Mostly inspired by the comments in the post on Plans not being optimization.
When alignment researchers think about corrigibility and values do they think of values more in terms of states and corrigibility as process?
Mostly inspired by the comments in the post on Plans not being optimization.
When alignment researchers think about corrigibility and values do they think of values more in terms of states and corrigibility as process?
I mostly don’t think about corrigibility. But when I do, it’s generally to label departures from an AI having agenty structure. Some people like to think about corrigibility in terms of stimulus-response patterns, or behavioral guarantees, or as a grab-bag of doomed attempts to give orders to something smarter than you without understanding it.
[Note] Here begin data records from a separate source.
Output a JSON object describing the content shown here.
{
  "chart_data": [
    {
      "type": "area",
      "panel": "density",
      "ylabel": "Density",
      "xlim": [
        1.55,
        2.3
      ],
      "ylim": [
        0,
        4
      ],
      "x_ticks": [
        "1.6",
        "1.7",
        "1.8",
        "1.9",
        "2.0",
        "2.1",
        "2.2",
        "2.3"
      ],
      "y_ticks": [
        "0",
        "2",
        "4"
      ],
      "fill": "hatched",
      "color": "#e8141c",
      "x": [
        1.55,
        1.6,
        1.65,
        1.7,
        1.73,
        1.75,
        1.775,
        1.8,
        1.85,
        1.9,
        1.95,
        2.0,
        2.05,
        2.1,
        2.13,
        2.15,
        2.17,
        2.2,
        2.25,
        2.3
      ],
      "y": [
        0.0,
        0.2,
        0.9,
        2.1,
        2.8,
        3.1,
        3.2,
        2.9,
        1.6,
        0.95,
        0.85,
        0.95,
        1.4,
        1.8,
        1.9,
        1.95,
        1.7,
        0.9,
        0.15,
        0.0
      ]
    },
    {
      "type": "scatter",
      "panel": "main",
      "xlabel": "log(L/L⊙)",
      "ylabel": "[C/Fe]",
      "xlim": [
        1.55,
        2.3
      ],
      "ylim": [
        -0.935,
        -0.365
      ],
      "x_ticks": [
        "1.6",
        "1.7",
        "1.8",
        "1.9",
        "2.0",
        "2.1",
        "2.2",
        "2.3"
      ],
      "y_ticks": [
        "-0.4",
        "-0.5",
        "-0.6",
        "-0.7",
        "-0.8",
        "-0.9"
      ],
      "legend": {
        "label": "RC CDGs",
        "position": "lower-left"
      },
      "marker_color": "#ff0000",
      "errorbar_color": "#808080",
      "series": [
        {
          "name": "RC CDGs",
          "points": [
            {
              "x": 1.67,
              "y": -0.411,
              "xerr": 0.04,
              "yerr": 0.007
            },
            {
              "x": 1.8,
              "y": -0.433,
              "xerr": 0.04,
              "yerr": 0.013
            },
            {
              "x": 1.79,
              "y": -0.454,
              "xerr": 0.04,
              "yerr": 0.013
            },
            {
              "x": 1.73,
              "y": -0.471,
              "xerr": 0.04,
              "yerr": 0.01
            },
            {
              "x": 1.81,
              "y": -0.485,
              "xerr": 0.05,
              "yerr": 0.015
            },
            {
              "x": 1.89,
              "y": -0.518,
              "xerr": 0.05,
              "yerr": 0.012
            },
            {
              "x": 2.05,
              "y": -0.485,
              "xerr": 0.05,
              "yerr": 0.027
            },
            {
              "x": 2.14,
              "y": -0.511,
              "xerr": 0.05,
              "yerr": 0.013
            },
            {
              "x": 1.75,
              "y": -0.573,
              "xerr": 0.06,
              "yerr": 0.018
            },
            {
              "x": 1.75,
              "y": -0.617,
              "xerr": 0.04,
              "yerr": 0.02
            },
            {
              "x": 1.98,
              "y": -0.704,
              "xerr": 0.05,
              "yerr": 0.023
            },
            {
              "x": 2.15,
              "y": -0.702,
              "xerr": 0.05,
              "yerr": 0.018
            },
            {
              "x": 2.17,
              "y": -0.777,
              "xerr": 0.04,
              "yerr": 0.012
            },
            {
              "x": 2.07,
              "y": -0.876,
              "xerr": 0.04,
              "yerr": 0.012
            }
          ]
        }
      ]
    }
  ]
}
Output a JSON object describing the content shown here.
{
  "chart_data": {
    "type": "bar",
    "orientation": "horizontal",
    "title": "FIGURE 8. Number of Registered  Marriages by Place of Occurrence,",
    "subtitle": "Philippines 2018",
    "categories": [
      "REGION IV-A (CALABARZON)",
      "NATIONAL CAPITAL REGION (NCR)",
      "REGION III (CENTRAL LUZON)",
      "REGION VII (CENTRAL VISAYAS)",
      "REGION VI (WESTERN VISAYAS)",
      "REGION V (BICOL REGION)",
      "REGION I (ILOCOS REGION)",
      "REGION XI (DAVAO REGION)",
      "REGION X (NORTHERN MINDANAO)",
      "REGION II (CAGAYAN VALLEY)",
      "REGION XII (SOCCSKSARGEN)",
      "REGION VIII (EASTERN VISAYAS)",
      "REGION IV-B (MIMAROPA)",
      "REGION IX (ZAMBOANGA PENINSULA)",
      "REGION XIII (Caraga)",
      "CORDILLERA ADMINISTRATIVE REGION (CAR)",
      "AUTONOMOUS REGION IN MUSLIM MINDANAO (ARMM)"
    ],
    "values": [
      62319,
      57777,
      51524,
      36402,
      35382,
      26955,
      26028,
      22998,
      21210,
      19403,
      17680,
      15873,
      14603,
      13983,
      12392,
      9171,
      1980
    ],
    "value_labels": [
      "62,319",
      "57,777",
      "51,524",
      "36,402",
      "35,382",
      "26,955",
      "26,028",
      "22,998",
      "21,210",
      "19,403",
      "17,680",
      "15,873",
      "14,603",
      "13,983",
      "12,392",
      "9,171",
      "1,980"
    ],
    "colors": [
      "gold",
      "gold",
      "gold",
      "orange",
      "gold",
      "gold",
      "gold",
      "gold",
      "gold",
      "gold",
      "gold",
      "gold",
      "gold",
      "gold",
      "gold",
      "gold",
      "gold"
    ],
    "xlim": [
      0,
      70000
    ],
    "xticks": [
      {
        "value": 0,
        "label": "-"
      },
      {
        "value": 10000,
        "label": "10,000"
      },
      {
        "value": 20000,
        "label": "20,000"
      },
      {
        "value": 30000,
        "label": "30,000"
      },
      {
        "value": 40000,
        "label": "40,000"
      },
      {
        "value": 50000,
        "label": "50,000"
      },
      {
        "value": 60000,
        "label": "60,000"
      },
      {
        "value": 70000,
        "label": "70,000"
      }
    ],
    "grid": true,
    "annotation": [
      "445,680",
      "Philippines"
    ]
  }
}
These are all fine too.
I definitely think about values more in terms of abstract states. By “abstract” I mean that states don’t have to be specific states of the universe’s quantum wavefunction, they can be anything that fills the role of “state” in a hierarchical set of models of the world.
It’s not that I’m hardcore committed to an AI never learning values that are about process. But I tend to think of even those in terms of state—as the AI having a model of itself and its own decision-making that it can control variables of like “how do I make decisions?” (Or even as vague as “Am I being good and just?”)
Basically this is because I think that some state-based preferences are really important, and once you have those, deontological rules that have no grounding in state whatsoever are unnatural.